Salah satu yang paling banyak diperbincangkan adalah Emily Ratajkowski. Model dan penulis asal Amerika Serikat itu sempat menarik perhatian setelah memamerkan cincin hasil modifikasi dari berlian pernikahannya usai perceraian.
Langkah serupa juga dilakukan oleh Rachel Zoe yang menjadi salah satu figur publik pendukung tren perhiasan transformasi.
Di era media sosial, proses perubahan cincin pernikahan menjadi perhiasan baru sering dibagikan melalui video dan foto. Konten tersebut mendapatkan respons besar karena dianggap merepresentasikan proses penyembuhan emosional sekaligus pemberdayaan diri.
Industri Perhiasan Mewah Ikut Beradaptasi
Meningkatnya minat terhadap divorce jewelry turut membuka peluang baru bagi industri perhiasan global.
Sejumlah rumah perhiasan dan desainer kini menyediakan layanan khusus untuk merancang ulang perhiasan lama. Konsumen dapat mempertahankan berlian atau batu mulia yang sudah dimiliki, lalu mengubahnya menjadi desain yang lebih sesuai dengan fase kehidupan saat ini.
Menurut banyak pelaku industri luxury, tren tersebut mencerminkan perubahan perilaku konsumen modern yang semakin mengutamakan makna emosional dibanding sekadar nilai material.
Desainer perhiasan asal London, Sam Hamilton, menilai bahwa konsep perhiasan perceraian merupakan bagian dari evolusi industri mewah yang kini lebih berfokus pada pengalaman personal dan perjalanan hidup pemiliknya.
Dalam pandangan para desainer, berlian tidak lagi dipahami sebagai simbol satu hubungan yang berlangsung selamanya. Batu mulia tersebut kini dianggap mampu mengikuti berbagai fase kehidupan, termasuk saat seseorang memulai kembali setelah perceraian.
Pergeseran Makna Kemewahan di Era Modern
Munculnya divorce jewelry menunjukkan perubahan besar dalam konsep kemewahan modern. Jika sebelumnya kemewahan identik dengan status sosial dan simbol keberhasilan hubungan, kini maknanya bergeser menjadi ekspresi diri dan refleksi perjalanan personal.

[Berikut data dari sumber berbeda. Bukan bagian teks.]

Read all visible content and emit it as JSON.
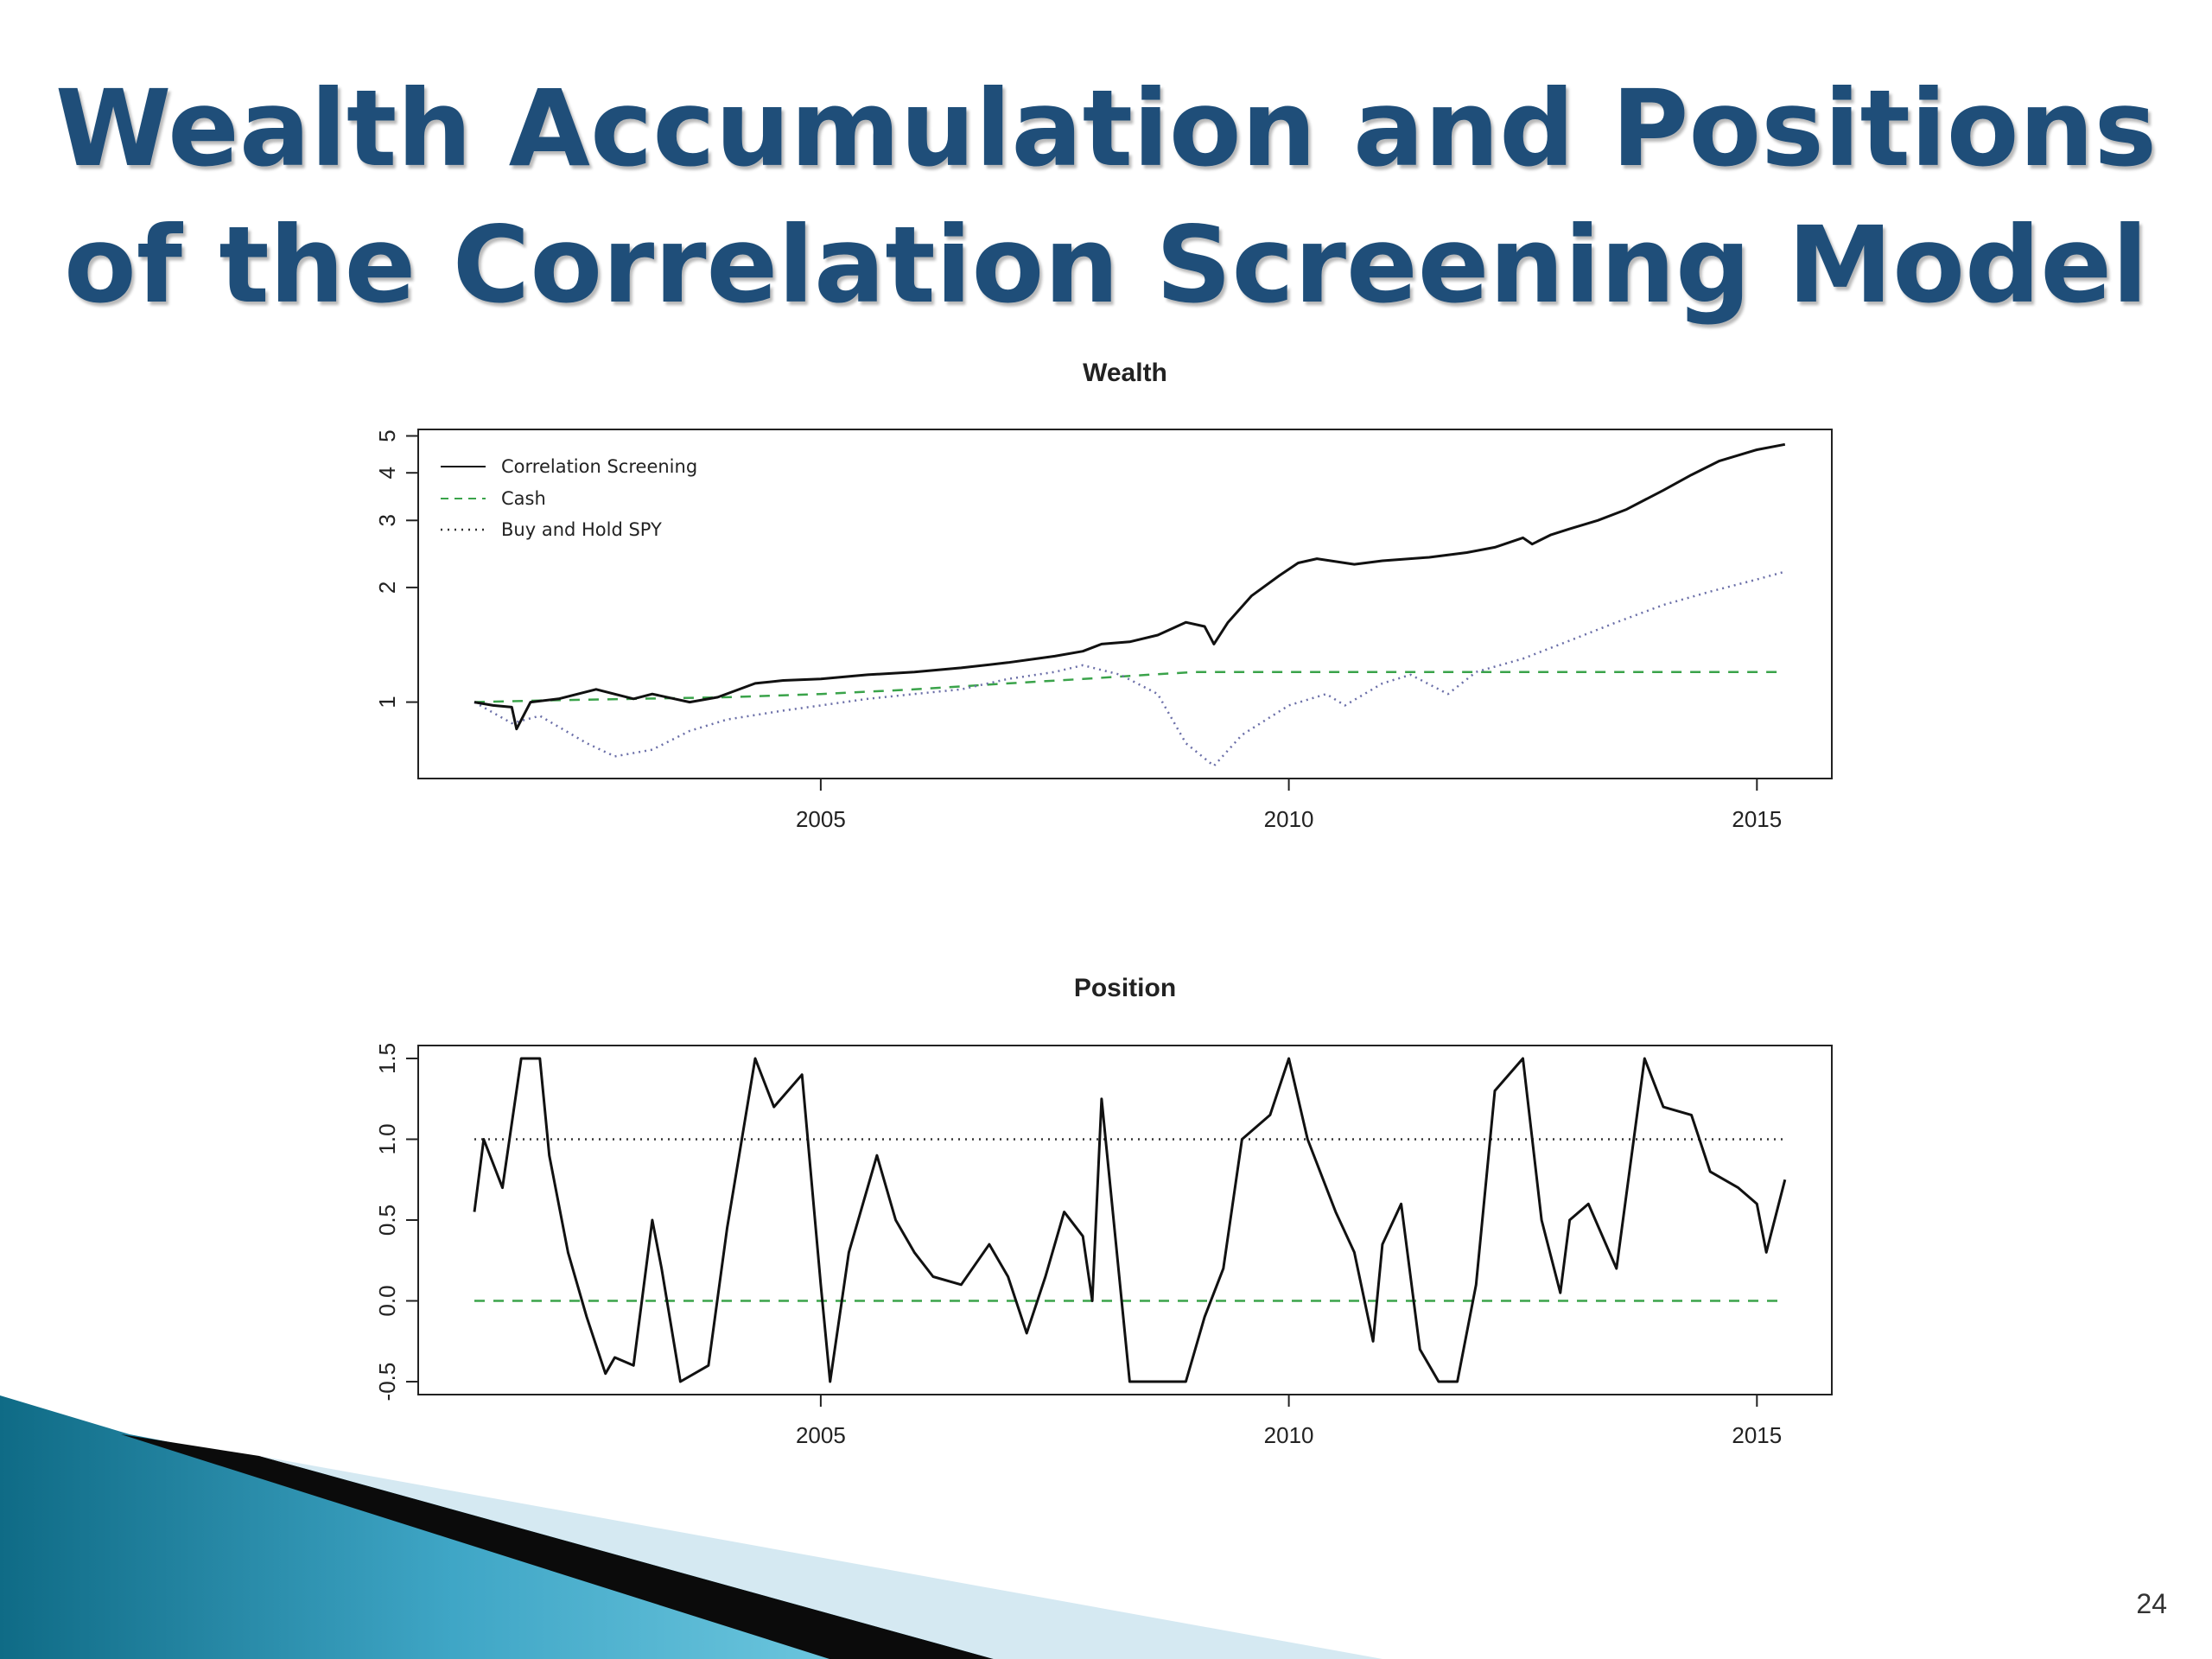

Generasi muda, terutama kalangan milenial dan Gen Z, cenderung memilih produk yang memiliki cerita serta nilai emosional. Karena itu, perhiasan hasil transformasi dianggap lebih bermakna dibanding membeli perhiasan baru tanpa ikatan sejarah.
Tren ini juga sejalan dengan meningkatnya kesadaran terhadap keberlanjutan atau sustainability. Menggunakan kembali berlian dan logam mulia yang sudah dimiliki dinilai lebih ramah lingkungan dibanding membeli material baru dari proses penambangan.
Bukan Tentang Perceraian, Melainkan Tentang Awal Baru
Di balik popularitasnya, divorce jewelry sebenarnya bukan sekadar tren pasca-perceraian. Lebih dari itu, fenomena ini menggambarkan bagaimana masyarakat modern memandang perubahan hidup.
Perhiasan yang dahulu menjadi simbol sebuah hubungan kini berevolusi menjadi penanda kekuatan, kemandirian, dan kemampuan seseorang untuk melangkah maju. Bagi banyak orang, mengubah cincin pernikahan menjadi desain baru bukanlah cara melupakan masa lalu, melainkan bentuk penghormatan terhadap perjalanan hidup yang telah membentuk diri mereka saat ini.
Karena itulah, divorce jewelry kini berkembang dari sekadar produk fesyen menjadi simbol transformasi personal yang mencerminkan semangat untuk bangkit, sembuh, dan membuka lembaran baru dengan penuh percaya diri.